I checked out a few books and here are some random notes I felt were worth repeating here.
First of all the species family is Deapoda-Reptania-Anomuran-Paguroidea
From Invertebrate Zoology by Robert Barnes:
The abdomen twist has adapted for right spiral shells but left spiral can be used.
There are appendages on the tip of the abdomen called uropods. The left uropod is used for hooking to the columella of the shell.
The excretory pore is above the mouth, it is a small antenna connected to the bladder. I have a image on one of my crabs where I think you can see this but I need to confirm it first.
In some hermit crabs, the male will grab the shell of a female who is preparing to lay eggs and drag her around until she is ready. The eggs are attached to her pleopods with a cementing material secred by glands on the uropods and on the abdominal pleura. The glands may be on the ventral surface of the abdomen.
The female’s abdomen is lifted considerable to permit brooding of the eggs. Newly laid eggs appear as a bright orange mass, sometimes called a sponge.
Zoea are hatched and liberated when the female returns to the water.
Red, yellow and blue coloring are all carotene derivatives.
The x-organ sinus gland produces 3 hormones which indirectly control molting (ecdysis) via another hormone secreted by the Y-organ.
Regulate the length of inter molt
Accelerates pro-ecdysis stage
controls the amount of water taken up during ecdysis
I’m not entirely sure this is completely accurate since some of the information in her book was questionable.
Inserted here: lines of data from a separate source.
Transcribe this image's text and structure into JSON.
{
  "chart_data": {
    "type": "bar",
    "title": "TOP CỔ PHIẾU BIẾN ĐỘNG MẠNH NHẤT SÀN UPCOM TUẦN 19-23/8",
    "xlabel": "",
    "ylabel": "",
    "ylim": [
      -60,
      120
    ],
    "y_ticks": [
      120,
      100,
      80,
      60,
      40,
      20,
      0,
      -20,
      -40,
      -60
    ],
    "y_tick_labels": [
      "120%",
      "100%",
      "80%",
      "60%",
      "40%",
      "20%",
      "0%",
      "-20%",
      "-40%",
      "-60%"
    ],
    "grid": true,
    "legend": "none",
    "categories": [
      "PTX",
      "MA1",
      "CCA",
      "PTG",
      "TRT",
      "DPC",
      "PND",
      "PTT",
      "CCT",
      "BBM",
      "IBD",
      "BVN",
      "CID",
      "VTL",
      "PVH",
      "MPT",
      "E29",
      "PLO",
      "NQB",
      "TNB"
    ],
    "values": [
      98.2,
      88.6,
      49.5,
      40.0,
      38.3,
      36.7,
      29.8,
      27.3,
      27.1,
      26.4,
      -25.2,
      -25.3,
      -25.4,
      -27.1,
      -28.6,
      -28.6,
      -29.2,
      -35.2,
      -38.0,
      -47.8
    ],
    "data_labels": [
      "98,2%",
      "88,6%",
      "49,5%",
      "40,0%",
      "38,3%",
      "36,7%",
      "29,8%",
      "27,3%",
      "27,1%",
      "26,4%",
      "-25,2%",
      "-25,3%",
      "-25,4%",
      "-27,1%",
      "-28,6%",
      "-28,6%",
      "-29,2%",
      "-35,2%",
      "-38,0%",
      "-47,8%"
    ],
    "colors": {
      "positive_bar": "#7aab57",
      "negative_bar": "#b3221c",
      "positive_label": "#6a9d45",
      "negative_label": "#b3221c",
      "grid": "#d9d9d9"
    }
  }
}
For instance, depicting that you should tap the shell with a SPOON to make the crab come out. RME
Hermit Crabs by Sylvia A Johnson
Females ready to mate exude a odor (pheromone or hormone accoring to some other sources).
The male may use his claw to stroke or tap his partners claw.
In a shell fight, one crab may bang its shell against the victims shell to drive them out.
Evolution and Adaptation of Terrestrial Arthopoda by John L. CLoudsley-Thompson
He mentions a airborne pheromone being released also.
Crabs can tolerate large quantities of copper because its stored in their exoskeleton.
The male sex organ is the gonopod. We already know the female sex organs are gonopores. The eggs are laid, fertilized and held within the females shell until they are ready to be hatched and released into the water.
A biology of crustacea by James Green
Woodlice will die fairly fast in dry air. I’m not sure how fast ‘fairly fast’ is and how this would relate to other parasitic mites on our crabs.
The Physiology of Crustacea by Waterman Vol II
He mentions “Internal turgor: if this is too high the body and appendages may become to stiff to move”
Now this could be applicable to post molt stiff joints. I couldn’t find a definition in his book for Internal turgor though.
I found the following biology definitions:
(physiology) The pressure within cells, especially plant cells, derived from osmotic pressure differences between the inside and outside of the cell giving rise to mechanical rigidity of the cells.
Turgor drives cell expansion and certain movements such as the closing or opening of stomata.
The physical state of a cell with its maximum content of water before bursting, characterised by swelling of the cell via the vacuole of the cell shrinking and the cell wall / membrane stretching.
(biology) the normal rigid state of fullness of a cell or blood vessel or capillary resulting from pressure of the contents against the wall or membrane.
So I take this to mean the internal pressure of the crab. Someone who understands this better should post a comment and explain some of this to me!!